In the classical Euclidean setting $\mathbb{R}^n$ with cartesian coordinates $x_i$ one can identify a vector field with a map $\mathbb{R^n}\to\mathbb{R}^n$, because every tangent space at any point can be identified with $\mathbb{R}^n$ without ambiguity.
Suppose now that one has on $\mathbb{R}^n$ (or on an open subset of it, a ball for instance) a metric different from the classical one.
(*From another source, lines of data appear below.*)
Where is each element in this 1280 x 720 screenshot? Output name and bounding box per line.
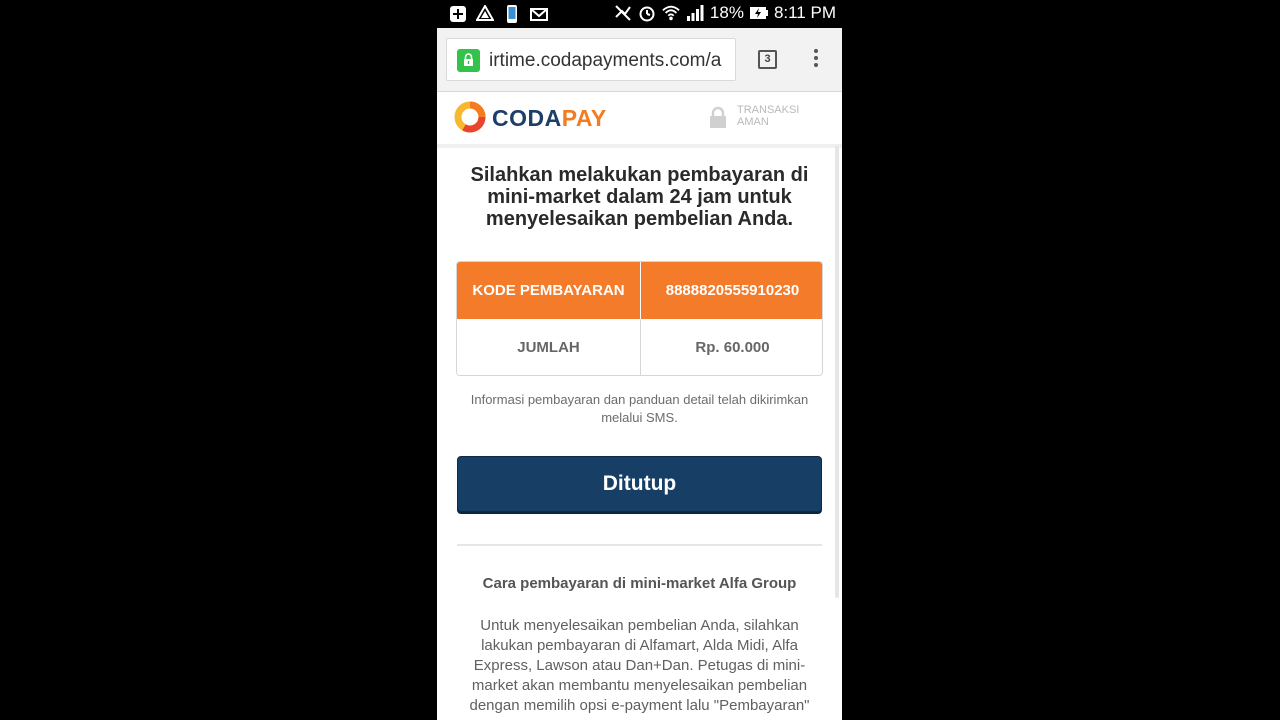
close-button[interactable]: Ditutup <box>457 456 822 512</box>
sms-info-text: Informasi pembayaran dan panduan detail … <box>470 392 809 425</box>
site-header: CODAPAY TRANSAKSI AMAN <box>437 92 842 148</box>
table-row: JUMLAH Rp. 60.000 <box>457 319 822 375</box>
secure-transaction-label: TRANSAKSI AMAN <box>737 104 800 128</box>
codapay-logo-icon <box>454 101 486 133</box>
payment-code-value: 8888820555910230 <box>665 282 800 299</box>
battery-icon <box>749 7 768 19</box>
alarm-icon <box>639 6 655 22</box>
payment-code-label: KODE PEMBAYARAN <box>457 262 641 319</box>
mute-icon <box>615 5 631 21</box>
lock-icon <box>457 49 480 72</box>
wifi-icon <box>662 5 680 21</box>
mail-icon <box>530 8 548 21</box>
drive-icon <box>476 5 494 21</box>
instructions-text: Untuk menyelesaikan pembelian Anda, sila… <box>469 617 810 714</box>
table-row: KODE PEMBAYARAN 8888820555910230 <box>457 262 822 319</box>
scrollbar[interactable] <box>835 146 839 598</box>
tabs-icon[interactable]: 3 <box>758 50 777 69</box>
amount-label: JUMLAH <box>457 319 641 375</box>
menu-icon[interactable] <box>809 49 823 71</box>
battery-percent: 18% <box>709 3 744 22</box>
amount-value: Rp. 60.000 <box>695 339 770 356</box>
signal-icon <box>686 5 704 21</box>
status-bar: 18% 8:11 PM <box>437 0 842 28</box>
payment-table: KODE PEMBAYARAN 8888820555910230 JUMLAH … <box>456 261 823 376</box>
url-bar[interactable]: irtime.codapayments.com/a <box>446 38 736 81</box>
phone-icon <box>507 5 517 23</box>
clock: 8:11 PM <box>773 3 836 22</box>
url-text[interactable]: irtime.codapayments.com/a <box>489 49 733 73</box>
phone-screen: irtime.codapayments.com/a 3 CODAPAY TRAN… <box>437 28 842 720</box>
page-title: Silahkan melakukan pembayaran di mini-ma… <box>470 164 809 230</box>
instructions-heading: Cara pembayaran di mini-market Alfa Grou… <box>482 575 797 592</box>
padlock-icon <box>710 106 726 128</box>
notification-plus-icon <box>450 6 466 22</box>
divider <box>457 544 822 546</box>
browser-toolbar: irtime.codapayments.com/a 3 <box>437 28 842 92</box>
codapay-logo[interactable]: CODAPAY <box>492 105 607 132</box>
My question is:
up to renormalise the basis $\frac{\partial}{\partial x_i}$ with respect to the new metric, can one identify $\frac{\partial}{\partial x_i}$ with $x_i$ so that a vector field can be identified once again with a map $\mathbb{R}^n\to\mathbb{R}^n$?
The identification will be something like $b_i\frac{\partial}{\partial x^i}\mapsto b_ix^i$.
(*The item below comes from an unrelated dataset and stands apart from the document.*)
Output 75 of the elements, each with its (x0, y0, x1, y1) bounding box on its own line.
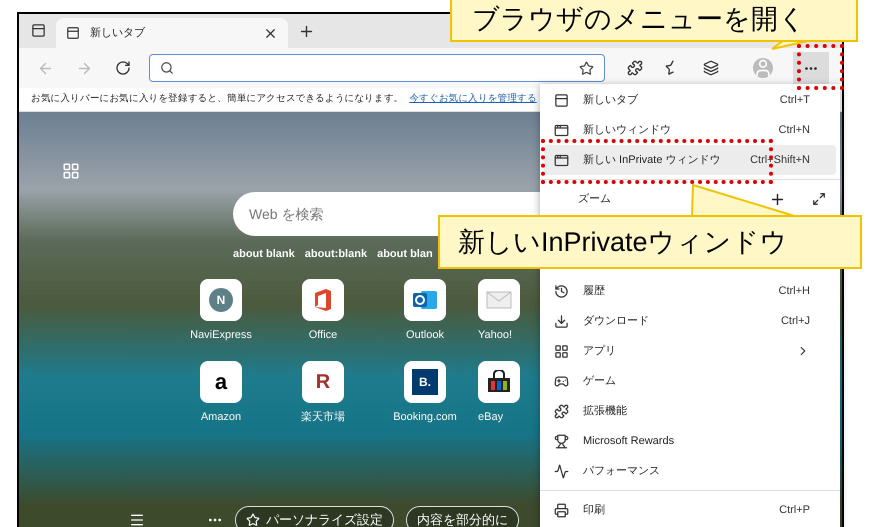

Suppose that $M$ is a differentiable $n$-manifold with trivial tangent bundle, $TM\cong M\times R^n$. For instance, $M$ can be any open subset of $R^n$.
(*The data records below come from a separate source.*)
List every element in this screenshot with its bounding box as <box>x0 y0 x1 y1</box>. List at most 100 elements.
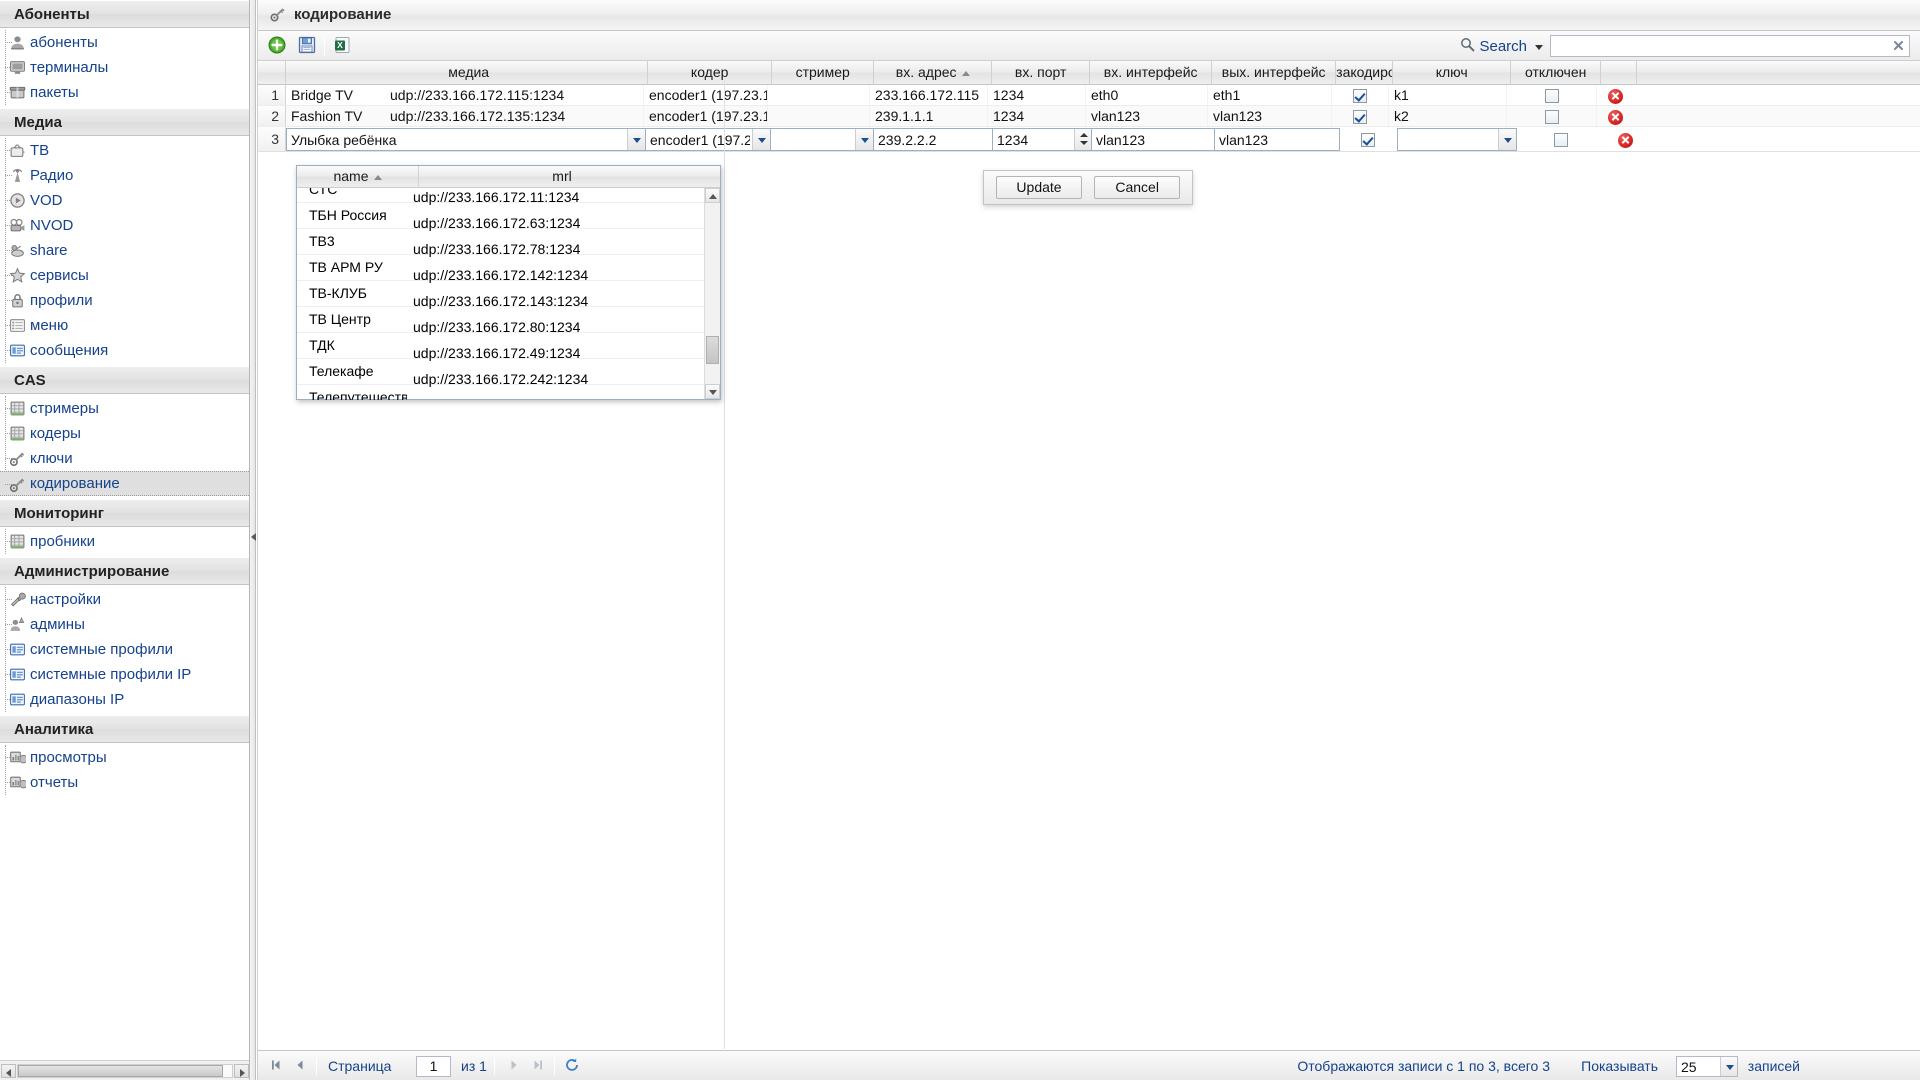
scroll-down-arrow-icon[interactable] <box>705 384 720 399</box>
clear-x-icon[interactable] <box>1892 39 1906 53</box>
column-header-out_if[interactable]: вых. интерфейс <box>1212 61 1337 85</box>
column-header-del[interactable] <box>1601 61 1638 85</box>
sidebar-item-системные-профили[interactable]: системные профили <box>0 637 249 662</box>
column-header-in_if[interactable]: вх. интерфейс <box>1090 61 1213 85</box>
dropdown-list-item[interactable]: ТВ3 udp://233.166.172.78:1234 <box>297 229 705 257</box>
key-combo-editor[interactable] <box>1397 128 1517 151</box>
column-header-scrambled[interactable]: закодировано <box>1336 61 1394 85</box>
sidebar-item-профили[interactable]: профили <box>0 288 249 313</box>
sidebar-item-пакеты[interactable]: пакеты <box>0 80 249 105</box>
page-number-input[interactable]: 1 <box>416 1056 451 1077</box>
disabled-checkbox[interactable] <box>1544 89 1559 104</box>
table-row[interactable]: 2 Fashion TV udp://233.166.172.135:1234 enc… <box>258 106 1920 127</box>
update-button[interactable]: Update <box>996 176 1082 199</box>
table-row[interactable]: 1 Bridge TV udp://233.166.172.115:1234 enco… <box>258 85 1920 106</box>
sidebar-group-4[interactable]: Администрирование <box>0 557 249 585</box>
next-page-button[interactable] <box>506 1057 524 1075</box>
sidebar-item-абоненты[interactable]: абоненты <box>0 30 249 55</box>
splitter-collapse-icon[interactable] <box>250 530 256 544</box>
sidebar-item-радио[interactable]: Радио <box>0 163 249 188</box>
sidebar-item-диапазоны-ip[interactable]: диапазоны IP <box>0 687 249 712</box>
dropdown-scrollbar-thumb[interactable] <box>706 336 719 364</box>
sidebar-item-меню[interactable]: меню <box>0 313 249 338</box>
chevron-down-icon[interactable] <box>1720 1057 1737 1076</box>
sidebar-group-1[interactable]: Медиа <box>0 108 249 136</box>
streamer-combo-editor[interactable] <box>770 128 874 151</box>
scroll-right-arrow-icon[interactable] <box>234 1064 249 1078</box>
save-button[interactable] <box>298 36 318 56</box>
scroll-up-arrow-icon[interactable] <box>705 188 720 203</box>
sidebar-item-кодирование[interactable]: кодирование <box>0 471 249 496</box>
search-box[interactable] <box>1550 35 1910 57</box>
encoder-combo-editor[interactable]: encoder1 (197.23.12 <box>645 128 771 151</box>
chevron-down-icon[interactable] <box>1498 129 1516 150</box>
sidebar-item-vod[interactable]: VOD <box>0 188 249 213</box>
column-header-media[interactable]: медиа <box>290 61 649 85</box>
in-interface-input[interactable]: vlan123 <box>1091 128 1215 151</box>
refresh-button[interactable] <box>564 1057 582 1075</box>
disabled-checkbox[interactable] <box>1544 110 1559 125</box>
sidebar-group-3[interactable]: Мониторинг <box>0 499 249 527</box>
sidebar-item-админы[interactable]: админы <box>0 612 249 637</box>
column-header-key[interactable]: ключ <box>1393 61 1512 85</box>
dropdown-list-item[interactable]: Телекафе udp://233.166.172.242:1234 <box>297 359 705 387</box>
sidebar-group-2[interactable]: CAS <box>0 366 249 394</box>
column-header-encoder[interactable]: кодер <box>648 61 773 85</box>
sidebar-item-отчеты[interactable]: отчеты <box>0 770 249 795</box>
delete-row-button[interactable] <box>1617 132 1633 148</box>
sidebar-item-просмотры[interactable]: просмотры <box>0 745 249 770</box>
sidebar-item-настройки[interactable]: настройки <box>0 587 249 612</box>
sidebar-item-пробники[interactable]: пробники <box>0 529 249 554</box>
last-page-button[interactable] <box>530 1057 548 1075</box>
column-header-in_port[interactable]: вх. порт <box>992 61 1091 85</box>
sidebar-item-терминалы[interactable]: терминалы <box>0 55 249 80</box>
chevron-down-icon[interactable] <box>627 129 645 150</box>
out-interface-input[interactable]: vlan123 <box>1214 128 1340 151</box>
sidebar-item-стримеры[interactable]: стримеры <box>0 396 249 421</box>
dropdown-list-item[interactable]: СТС udp://233.166.172.11:1234 <box>297 188 705 205</box>
spinner-arrows-icon[interactable] <box>1074 129 1091 150</box>
scroll-left-arrow-icon[interactable] <box>1 1064 16 1078</box>
scrambled-checkbox[interactable] <box>1353 89 1367 104</box>
add-row-button[interactable] <box>268 36 288 56</box>
sidebar-item-nvod[interactable]: NVOD <box>0 213 249 238</box>
delete-row-button[interactable] <box>1607 109 1623 125</box>
sidebar-splitter[interactable] <box>250 0 256 1080</box>
dropdown-list-item[interactable]: Телепутешествияudp://233.166.172.123:123… <box>297 385 705 400</box>
dropdown-column-mrl[interactable]: mrl <box>419 166 705 188</box>
sidebar-item-системные-профили-ip[interactable]: системные профили IP <box>0 662 249 687</box>
cancel-button[interactable]: Cancel <box>1094 176 1181 199</box>
table-row-editing[interactable]: 3 Улыбка ребёнка encoder1 (197.23.12 239.2.… <box>258 127 1920 152</box>
column-header-in_addr[interactable]: вх. адрес <box>874 61 993 85</box>
sidebar-item-тв[interactable]: ТВ <box>0 138 249 163</box>
in-port-spinner[interactable]: 1234 <box>992 128 1092 151</box>
sidebar-group-0[interactable]: Абоненты <box>0 0 249 28</box>
dropdown-column-name[interactable]: name <box>297 166 419 188</box>
scrambled-checkbox[interactable] <box>1360 133 1375 148</box>
media-combo-editor[interactable]: Улыбка ребёнка <box>286 128 646 151</box>
dropdown-list-item[interactable]: ТДК udp://233.166.172.49:1234 <box>297 333 705 361</box>
dropdown-scrollbar[interactable] <box>704 188 720 399</box>
dropdown-list-item[interactable]: ТБН Россия udp://233.166.172.63:1234 <box>297 203 705 231</box>
dropdown-list-item[interactable]: ТВ АРМ РУ udp://233.166.172.142:1234 <box>297 255 705 283</box>
sidebar-horizontal-scrollbar[interactable] <box>0 1060 249 1080</box>
sidebar-item-сервисы[interactable]: сервисы <box>0 263 249 288</box>
column-header-disabled[interactable]: отключен <box>1511 61 1602 85</box>
scrambled-checkbox[interactable] <box>1353 110 1367 125</box>
in-address-input[interactable]: 239.2.2.2 <box>873 128 993 151</box>
column-header-streamer[interactable]: стример <box>772 61 875 85</box>
chevron-down-icon[interactable] <box>1535 44 1543 50</box>
excel-export-button[interactable]: X <box>334 36 354 56</box>
sidebar-item-сообщения[interactable]: сообщения <box>0 338 249 363</box>
sidebar-item-ключи[interactable]: ключи <box>0 446 249 471</box>
dropdown-list-item[interactable]: ТВ Центр udp://233.166.172.80:1234 <box>297 307 705 335</box>
media-dropdown-list[interactable]: name mrl СТС udp://233.166.172.11:1234 ТБН … <box>296 165 721 400</box>
prev-page-button[interactable] <box>292 1057 310 1075</box>
search-label[interactable]: Search <box>1479 38 1527 55</box>
scrollbar-thumb[interactable] <box>18 1065 223 1077</box>
dropdown-list-body[interactable]: СТС udp://233.166.172.11:1234 ТБН Россия ud… <box>297 188 705 400</box>
sidebar-item-share[interactable]: share <box>0 238 249 263</box>
chevron-down-icon[interactable] <box>752 129 770 150</box>
sidebar-group-5[interactable]: Аналитика <box>0 715 249 743</box>
search-input[interactable] <box>1554 38 1887 55</box>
A vector field on $M$ is just a smooth section of $TM$; in view of triviality of $TM$, it is just a smooth map $M\to TM, x\mapsto (x, v(x)), x\in M, v(x)\in R^n$. But it is the same thing as to say that you have a smooth map $x\mapsto v(x)$, i.e. a smooth map $M\to R^n$.
You do not need a metric for this, you also do not need explicit coordinates for this.